La Rubrica online “Piazza Navona” è felice di proporvi la lettura del saggio storico “Gli Arditi del popolo” scritto da Luigi Balsamani (Galzerano Editore). Un interessante studio dedicato ad una delle pagine poco note e poco affrontate della nostra Storia ovvero al primo antifascismo militante combattuto dai coraggiosi Arditi del popolo.

Trama

Luigi Balsamini ne Gli Arditi del popolo (Galzerano Editore) ripercorre la storia, sin troppo dimenticata, di questa organizzazione militare fondata da Argo Secondari che, tra il 1921 e il 1922, lotta per la difesa dei civili, dei lavoratori e contro il fascismo e i suoi squadroni di combattimento. Gli Arditi del popolo, infatti, sorgono a Roma il 17 giugno 1921 come “prolungamento” del corpo speciale del Regio Esercito chiamato gli Arditi in prima linea durante la Prima guerra mondiale.

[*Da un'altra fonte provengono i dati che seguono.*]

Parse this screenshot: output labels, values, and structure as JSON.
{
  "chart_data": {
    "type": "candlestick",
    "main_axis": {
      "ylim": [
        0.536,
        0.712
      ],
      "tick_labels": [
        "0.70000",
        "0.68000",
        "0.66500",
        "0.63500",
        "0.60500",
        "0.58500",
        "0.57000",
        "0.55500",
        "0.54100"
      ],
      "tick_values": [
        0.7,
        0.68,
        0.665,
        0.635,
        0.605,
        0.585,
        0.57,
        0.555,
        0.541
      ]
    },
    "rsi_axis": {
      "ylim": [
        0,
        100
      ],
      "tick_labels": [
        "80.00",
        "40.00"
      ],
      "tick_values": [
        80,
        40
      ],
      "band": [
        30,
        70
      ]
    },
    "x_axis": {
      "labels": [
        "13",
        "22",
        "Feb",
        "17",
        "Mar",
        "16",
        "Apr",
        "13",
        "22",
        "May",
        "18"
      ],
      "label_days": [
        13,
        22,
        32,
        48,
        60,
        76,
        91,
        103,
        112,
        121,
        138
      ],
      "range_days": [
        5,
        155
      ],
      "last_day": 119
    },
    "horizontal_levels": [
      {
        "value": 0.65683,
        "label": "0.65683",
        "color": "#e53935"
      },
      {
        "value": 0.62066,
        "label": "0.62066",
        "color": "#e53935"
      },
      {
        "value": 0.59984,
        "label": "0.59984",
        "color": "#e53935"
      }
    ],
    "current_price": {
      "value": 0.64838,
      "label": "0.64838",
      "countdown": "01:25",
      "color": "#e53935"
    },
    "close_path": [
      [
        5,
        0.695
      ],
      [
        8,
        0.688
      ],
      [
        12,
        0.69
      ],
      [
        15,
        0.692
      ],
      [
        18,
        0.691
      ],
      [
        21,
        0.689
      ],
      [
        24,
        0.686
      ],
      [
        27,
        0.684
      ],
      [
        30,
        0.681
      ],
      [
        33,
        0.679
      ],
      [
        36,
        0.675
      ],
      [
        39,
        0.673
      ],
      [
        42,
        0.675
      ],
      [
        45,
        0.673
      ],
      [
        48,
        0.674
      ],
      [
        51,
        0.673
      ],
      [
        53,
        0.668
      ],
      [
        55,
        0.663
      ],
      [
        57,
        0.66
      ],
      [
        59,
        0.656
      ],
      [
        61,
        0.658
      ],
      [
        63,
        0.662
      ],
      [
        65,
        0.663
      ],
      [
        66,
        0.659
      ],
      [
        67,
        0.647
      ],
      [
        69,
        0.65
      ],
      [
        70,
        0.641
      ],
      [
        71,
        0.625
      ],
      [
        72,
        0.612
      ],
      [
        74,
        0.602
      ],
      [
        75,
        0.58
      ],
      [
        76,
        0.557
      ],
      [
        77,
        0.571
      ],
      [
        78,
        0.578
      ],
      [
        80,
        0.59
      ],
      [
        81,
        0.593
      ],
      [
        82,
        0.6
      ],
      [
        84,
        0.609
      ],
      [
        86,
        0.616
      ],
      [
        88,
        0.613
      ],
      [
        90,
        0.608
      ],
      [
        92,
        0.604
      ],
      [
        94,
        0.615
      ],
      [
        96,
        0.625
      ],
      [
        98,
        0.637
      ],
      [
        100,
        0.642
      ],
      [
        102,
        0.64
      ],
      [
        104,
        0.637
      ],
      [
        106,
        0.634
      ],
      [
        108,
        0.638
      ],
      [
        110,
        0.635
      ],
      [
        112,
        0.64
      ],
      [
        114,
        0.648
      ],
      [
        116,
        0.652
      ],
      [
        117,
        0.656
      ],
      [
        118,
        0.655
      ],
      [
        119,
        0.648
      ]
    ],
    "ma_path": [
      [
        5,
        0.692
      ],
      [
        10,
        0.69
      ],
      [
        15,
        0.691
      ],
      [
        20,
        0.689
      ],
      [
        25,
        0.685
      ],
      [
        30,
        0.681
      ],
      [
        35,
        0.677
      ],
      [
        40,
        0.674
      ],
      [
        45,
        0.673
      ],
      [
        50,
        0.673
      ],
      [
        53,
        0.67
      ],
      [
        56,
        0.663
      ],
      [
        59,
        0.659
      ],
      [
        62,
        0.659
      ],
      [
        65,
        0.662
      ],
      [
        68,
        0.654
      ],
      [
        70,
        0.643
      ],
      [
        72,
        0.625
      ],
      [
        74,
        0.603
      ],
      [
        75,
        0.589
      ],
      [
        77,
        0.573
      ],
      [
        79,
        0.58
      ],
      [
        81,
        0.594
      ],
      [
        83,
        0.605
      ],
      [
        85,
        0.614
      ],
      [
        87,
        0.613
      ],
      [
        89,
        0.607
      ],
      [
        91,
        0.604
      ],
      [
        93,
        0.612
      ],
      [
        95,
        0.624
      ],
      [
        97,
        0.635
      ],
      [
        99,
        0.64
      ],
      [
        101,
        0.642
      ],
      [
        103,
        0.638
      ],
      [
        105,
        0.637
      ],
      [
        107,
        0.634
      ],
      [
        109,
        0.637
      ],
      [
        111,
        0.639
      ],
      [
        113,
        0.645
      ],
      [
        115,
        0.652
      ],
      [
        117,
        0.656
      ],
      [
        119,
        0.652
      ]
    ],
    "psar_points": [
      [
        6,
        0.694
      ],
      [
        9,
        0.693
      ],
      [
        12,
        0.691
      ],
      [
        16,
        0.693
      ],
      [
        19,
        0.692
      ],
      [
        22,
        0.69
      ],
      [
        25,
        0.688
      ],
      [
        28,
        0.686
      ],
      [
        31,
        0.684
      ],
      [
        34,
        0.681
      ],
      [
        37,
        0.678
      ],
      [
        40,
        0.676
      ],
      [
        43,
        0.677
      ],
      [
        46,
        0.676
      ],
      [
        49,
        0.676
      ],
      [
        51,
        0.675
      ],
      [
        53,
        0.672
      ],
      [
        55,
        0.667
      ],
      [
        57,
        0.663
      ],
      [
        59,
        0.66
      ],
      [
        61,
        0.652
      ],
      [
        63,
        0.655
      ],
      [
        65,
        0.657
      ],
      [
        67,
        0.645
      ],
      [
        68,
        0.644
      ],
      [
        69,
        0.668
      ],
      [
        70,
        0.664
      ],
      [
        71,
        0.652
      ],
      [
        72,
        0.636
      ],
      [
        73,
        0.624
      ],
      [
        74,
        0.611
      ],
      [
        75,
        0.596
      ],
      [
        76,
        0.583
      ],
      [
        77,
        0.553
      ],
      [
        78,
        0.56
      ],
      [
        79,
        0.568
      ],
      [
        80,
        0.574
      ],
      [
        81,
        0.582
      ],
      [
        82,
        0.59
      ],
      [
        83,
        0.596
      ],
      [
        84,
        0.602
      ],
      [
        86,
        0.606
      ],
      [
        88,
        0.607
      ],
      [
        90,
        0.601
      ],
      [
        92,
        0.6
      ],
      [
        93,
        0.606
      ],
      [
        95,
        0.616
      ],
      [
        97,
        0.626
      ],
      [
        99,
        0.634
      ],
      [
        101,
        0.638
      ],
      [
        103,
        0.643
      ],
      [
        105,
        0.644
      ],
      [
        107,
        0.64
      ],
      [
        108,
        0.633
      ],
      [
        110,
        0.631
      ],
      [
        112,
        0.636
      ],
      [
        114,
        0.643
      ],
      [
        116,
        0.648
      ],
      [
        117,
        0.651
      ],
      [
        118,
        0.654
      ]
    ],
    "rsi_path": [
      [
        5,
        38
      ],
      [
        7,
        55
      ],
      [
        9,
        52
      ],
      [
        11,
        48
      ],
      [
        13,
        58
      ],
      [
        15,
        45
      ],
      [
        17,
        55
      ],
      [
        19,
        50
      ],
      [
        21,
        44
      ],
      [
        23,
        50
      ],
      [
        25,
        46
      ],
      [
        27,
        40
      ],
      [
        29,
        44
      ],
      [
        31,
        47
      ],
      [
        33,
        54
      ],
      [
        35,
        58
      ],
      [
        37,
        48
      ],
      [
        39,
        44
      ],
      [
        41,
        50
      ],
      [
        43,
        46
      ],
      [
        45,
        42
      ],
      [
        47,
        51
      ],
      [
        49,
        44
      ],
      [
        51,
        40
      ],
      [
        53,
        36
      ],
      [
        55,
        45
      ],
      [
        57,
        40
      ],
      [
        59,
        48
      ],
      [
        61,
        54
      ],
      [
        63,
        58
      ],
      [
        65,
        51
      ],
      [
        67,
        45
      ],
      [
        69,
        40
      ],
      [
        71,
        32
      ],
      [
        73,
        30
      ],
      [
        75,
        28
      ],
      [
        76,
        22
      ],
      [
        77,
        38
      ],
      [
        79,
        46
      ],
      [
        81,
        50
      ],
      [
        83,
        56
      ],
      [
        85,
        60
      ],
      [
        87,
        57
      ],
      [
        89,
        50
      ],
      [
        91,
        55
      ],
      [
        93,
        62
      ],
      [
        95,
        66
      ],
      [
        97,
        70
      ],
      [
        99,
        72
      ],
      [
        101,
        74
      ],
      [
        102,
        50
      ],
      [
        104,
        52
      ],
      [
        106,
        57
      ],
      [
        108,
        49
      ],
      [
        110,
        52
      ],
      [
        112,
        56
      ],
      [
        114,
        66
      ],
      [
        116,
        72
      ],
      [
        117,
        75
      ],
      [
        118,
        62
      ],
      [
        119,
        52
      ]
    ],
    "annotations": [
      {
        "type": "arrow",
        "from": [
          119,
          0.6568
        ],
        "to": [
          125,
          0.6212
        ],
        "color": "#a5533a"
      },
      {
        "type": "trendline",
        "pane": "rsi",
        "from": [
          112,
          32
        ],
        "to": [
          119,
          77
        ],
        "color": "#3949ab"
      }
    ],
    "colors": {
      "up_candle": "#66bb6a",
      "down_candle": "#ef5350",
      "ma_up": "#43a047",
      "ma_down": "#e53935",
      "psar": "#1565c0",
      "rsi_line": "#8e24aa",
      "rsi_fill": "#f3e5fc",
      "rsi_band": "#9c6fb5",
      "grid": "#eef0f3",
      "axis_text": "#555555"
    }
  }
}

Terminato il conflitto mondiale il gruppo si divide: una parte denominata gli Associazione Arditi d’Italia, guidata dal capitano Mario Carli si avvicina all’ideologia fascista mentre l’altra – gli Arditi del popolo – con in testa l’anarchico e reduce di guerra Argo Secondari si impegna con forza a combatterla.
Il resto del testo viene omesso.